L’air de la guerre plane de nouveau sur la péninsule coréenne. Dans cette région où la guerre froide n’a jamais pris fin, la rhétorique belliqueuse est repartie de plus belle mardi, quand Donald Trump a reproché à la Corée du Nord de «chercher des ennuis» et s’est dit prêt à «résoudre le problème» nord-coréen sans la Chine. Un peu plus tôt, un porte-parole du ministère nord-coréen des Affaires étrangères cité par l’agence officielle KCNA avait critiqué l’envoi du porte-avions américain USS Carl Vinson et de son escorte dans les eaux coréennes : «Le déploiement américain insensé pour envahir la République populaire de Corée [RPDC] a atteint une phase préoccupante. […]  La RPDC est prête à réagir, quel que soit le type de guerre voulu par les Etats-Unis.» Pyongyang tonne et promet une attaque nucléaire en cas d’agression américaine.

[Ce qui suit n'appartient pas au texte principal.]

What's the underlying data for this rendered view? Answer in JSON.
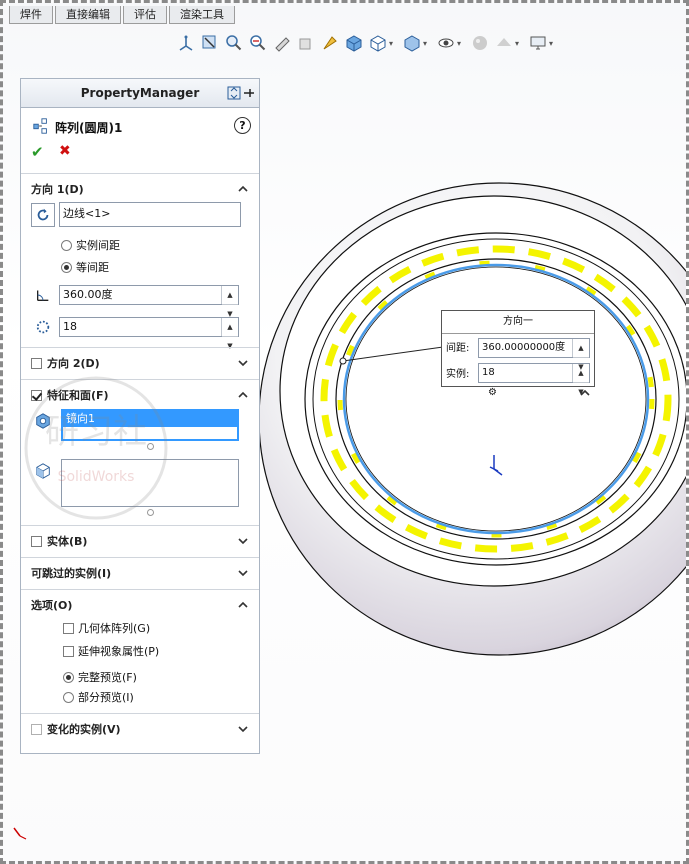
{
  "tabs": [
    "焊件",
    "直接编辑",
    "评估",
    "渲染工具"
  ],
  "toolbar_icons": [
    "view-orientation-icon",
    "zoom-to-fit-icon",
    "zoom-to-area-icon",
    "previous-view-icon",
    "section-view-icon",
    "dynamic-annotation-icon",
    "view-selector-icon",
    "standard-views-icon",
    "display-style-icon",
    "hide-show-items-icon",
    "edit-appearance-icon",
    "apply-scene-icon",
    "view-settings-icon"
  ],
  "pm": {
    "header": "PropertyManager",
    "feature_title": "阵列(圆周)1",
    "help": "?",
    "ok": "✔",
    "cancel": "✖",
    "direction1": {
      "label": "方向 1(D)",
      "edge": "边线<1>",
      "radio_instance_spacing": "实例间距",
      "radio_equal_spacing": "等间距",
      "equal_spacing_selected": true,
      "angle": "360.00度",
      "count": "18"
    },
    "direction2": {
      "label": "方向 2(D)",
      "checked": false
    },
    "features": {
      "label": "特征和面(F)",
      "checked": true,
      "items": [
        "镜向1"
      ]
    },
    "bodies": {
      "label": "实体(B)",
      "checked": false
    },
    "skip": {
      "label": "可跳过的实例(I)"
    },
    "options": {
      "label": "选项(O)",
      "geometry_pattern": "几何体阵列(G)",
      "propagate_visual": "延伸视象属性(P)",
      "full_preview": "完整预览(F)",
      "partial_preview": "部分预览(I)",
      "full_preview_selected": true
    },
    "varying": {
      "label": "变化的实例(V)",
      "checked": false
    }
  },
  "callout": {
    "title": "方向一",
    "spacing_label": "间距:",
    "spacing_value": "360.00000000度",
    "instances_label": "实例:",
    "instances_value": "18"
  },
  "watermark": {
    "text": "研习社",
    "sub": "SolidWorks"
  },
  "colors": {
    "selection_blue": "#3399ff",
    "preview_yellow": "#f4f400",
    "edge_blue": "#4a9be8"
  }
}
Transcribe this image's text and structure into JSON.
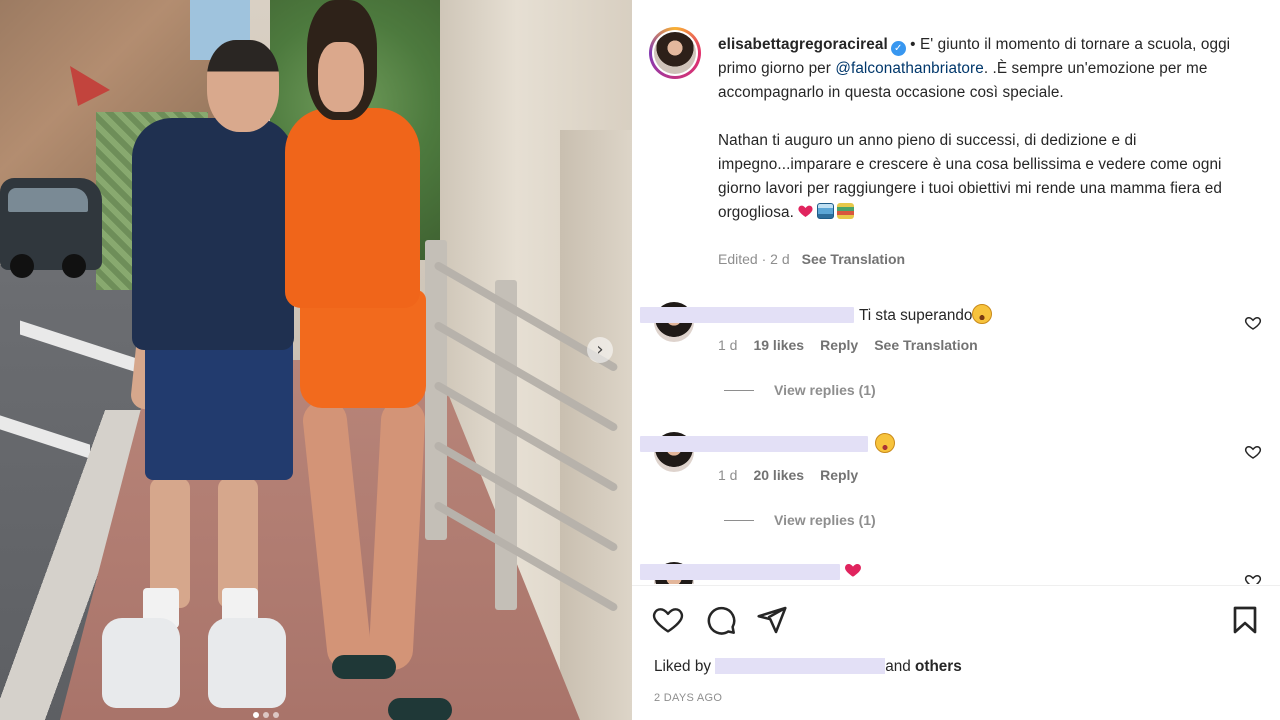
{
  "post": {
    "username": "elisabettagregoracireal",
    "caption_part1": " • E' giunto il momento di tornare a scuola, oggi primo giorno per ",
    "mention": "@falconathanbriatore",
    "caption_part2": ". .È sempre un'emozione per me accompagnarlo in questa occasione così speciale.",
    "caption_para2": "Nathan ti auguro un anno pieno di successi, di dedizione e di impegno...imparare e crescere è una cosa bellissima e vedere come ogni giorno lavori per raggiungere i tuoi obiettivi mi rende una mamma fiera ed orgogliosa.",
    "edited_label": "Edited · 2 d",
    "see_translation": "See Translation"
  },
  "comments": [
    {
      "text": "Ti sta superando",
      "emoji": "face-with-open-mouth",
      "time": "1 d",
      "likes": "19 likes",
      "reply": "Reply",
      "see_translation": "See Translation",
      "view_replies": "View replies (1)"
    },
    {
      "text": "",
      "emoji": "star-struck",
      "time": "1 d",
      "likes": "20 likes",
      "reply": "Reply",
      "view_replies": "View replies (1)"
    },
    {
      "text": "",
      "emoji": "red-heart"
    }
  ],
  "footer": {
    "liked_by_prefix": "Liked by ",
    "and_label": "and ",
    "others_label": "others",
    "timestamp": "2 DAYS AGO"
  },
  "icons": {
    "like": "heart-icon",
    "comment": "comment-icon",
    "share": "send-icon",
    "save": "bookmark-icon",
    "next": "chevron-right-icon"
  },
  "colors": {
    "verified": "#3897f0",
    "mention": "#00376b",
    "heart": "#e0245e",
    "muted": "#8e8e8e"
  }
}
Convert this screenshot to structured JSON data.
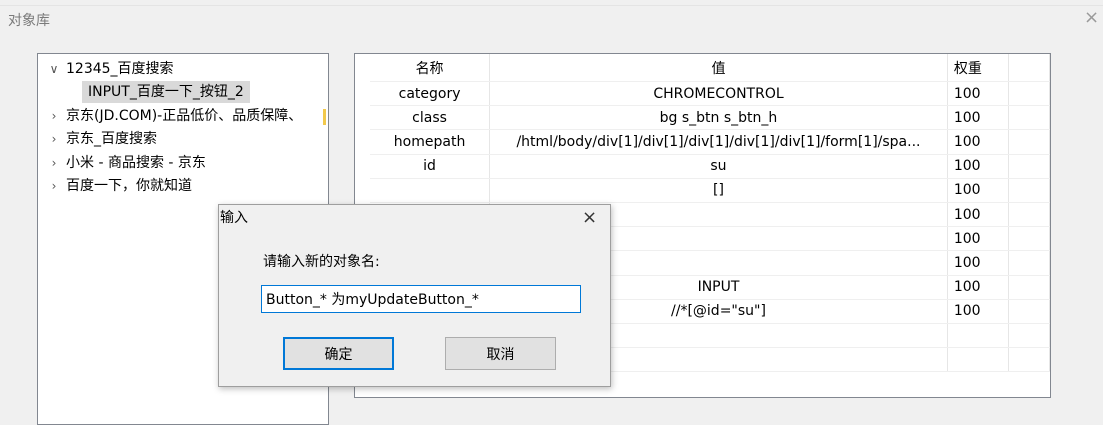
{
  "window": {
    "title": "对象库",
    "close_glyph": "×"
  },
  "tree": {
    "root": {
      "toggle": "∨",
      "label": "12345_百度搜索"
    },
    "selected_child": {
      "label": "INPUT_百度一下_按钮_2"
    },
    "nodes": [
      {
        "toggle": "›",
        "label": "京东(JD.COM)-正品低价、品质保障、"
      },
      {
        "toggle": "›",
        "label": "京东_百度搜索"
      },
      {
        "toggle": "›",
        "label": "小米 - 商品搜索 - 京东"
      },
      {
        "toggle": "›",
        "label": "百度一下，你就知道"
      }
    ]
  },
  "table": {
    "headers": {
      "name": "名称",
      "value": "值",
      "weight": "权重"
    },
    "rows": [
      {
        "name": "category",
        "value": "CHROMECONTROL",
        "weight": "100"
      },
      {
        "name": "class",
        "value": "bg s_btn s_btn_h",
        "weight": "100"
      },
      {
        "name": "homepath",
        "value": "/html/body/div[1]/div[1]/div[1]/div[1]/div[1]/form[1]/spa...",
        "weight": "100"
      },
      {
        "name": "id",
        "value": "su",
        "weight": "100"
      },
      {
        "name": "",
        "value": "[]",
        "weight": "100"
      },
      {
        "name": "",
        "value": "",
        "weight": "100"
      },
      {
        "name": "",
        "value": "",
        "weight": "100"
      },
      {
        "name": "",
        "value": "",
        "weight": "100"
      },
      {
        "name": "",
        "value": "INPUT",
        "weight": "100"
      },
      {
        "name": "",
        "value": "//*[@id=\"su\"]",
        "weight": "100"
      },
      {
        "name": "",
        "value": "",
        "weight": ""
      },
      {
        "name": "",
        "value": "",
        "weight": ""
      }
    ]
  },
  "dialog": {
    "title": "输入",
    "close_glyph": "×",
    "prompt": "请输入新的对象名:",
    "input_value": "Button_* 为myUpdateButton_*",
    "ok_label": "确定",
    "cancel_label": "取消"
  }
}
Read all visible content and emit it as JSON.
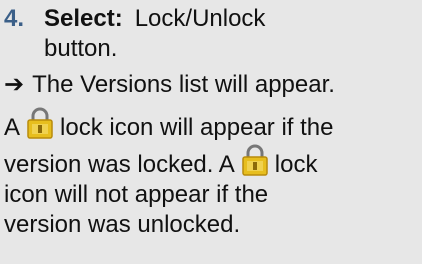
{
  "step": {
    "number": "4.",
    "label": "Select:",
    "text_1": "Lock/Unlock",
    "text_2": "button."
  },
  "result": {
    "arrow": "➔",
    "text": "The Versions list will appear."
  },
  "paragraph": {
    "line1_a": "A",
    "line1_b": "lock icon will appear if the",
    "line2_a": "version was locked.  A",
    "line2_b": "lock",
    "line3": "icon will not appear if the",
    "line4": "version was unlocked."
  },
  "icons": {
    "lock": "lock-icon"
  },
  "colors": {
    "background": "#e7e7e7",
    "step_number": "#3b5f88",
    "lock_body": "#e7be1e",
    "lock_shackle": "#777777"
  }
}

Même si le président chinois Xi Jinping a plaidé pour «le maintien de la paix et de la stabilité» lors d’un échange téléphonique, mercredi, avec son homologue américain (lire aussi page 8), rien n’indique que cette musique guerrière déjà entendue par le passé va baisser en intensité à mesure que l’on se rapproche d’échéances et d’événements symboliques. Ce samedi, «jour du soleil» au Nord, le régime devrait organiser une parade militaire pour fêter le 105e anniversaire de la naissance Kim Il-sung, le père fondateur de la RPDC et grand-père du dernier rejeton de la dynastie, Kim Jong-un. C’est probablement à ce moment-là, au risque d’exacerber un peu plus l’ire du «Grand Successeur», que le porte-avions américain devrait arriver sur zone. Dix jours plus tard, le régime célébrera la création de son armée.

grandes manœuvres

Au-delà de cet aspect purement commémoratif, auquel la Corée du Nord tient afin de célébrer avec éclat le rôle de ses leaders et (...)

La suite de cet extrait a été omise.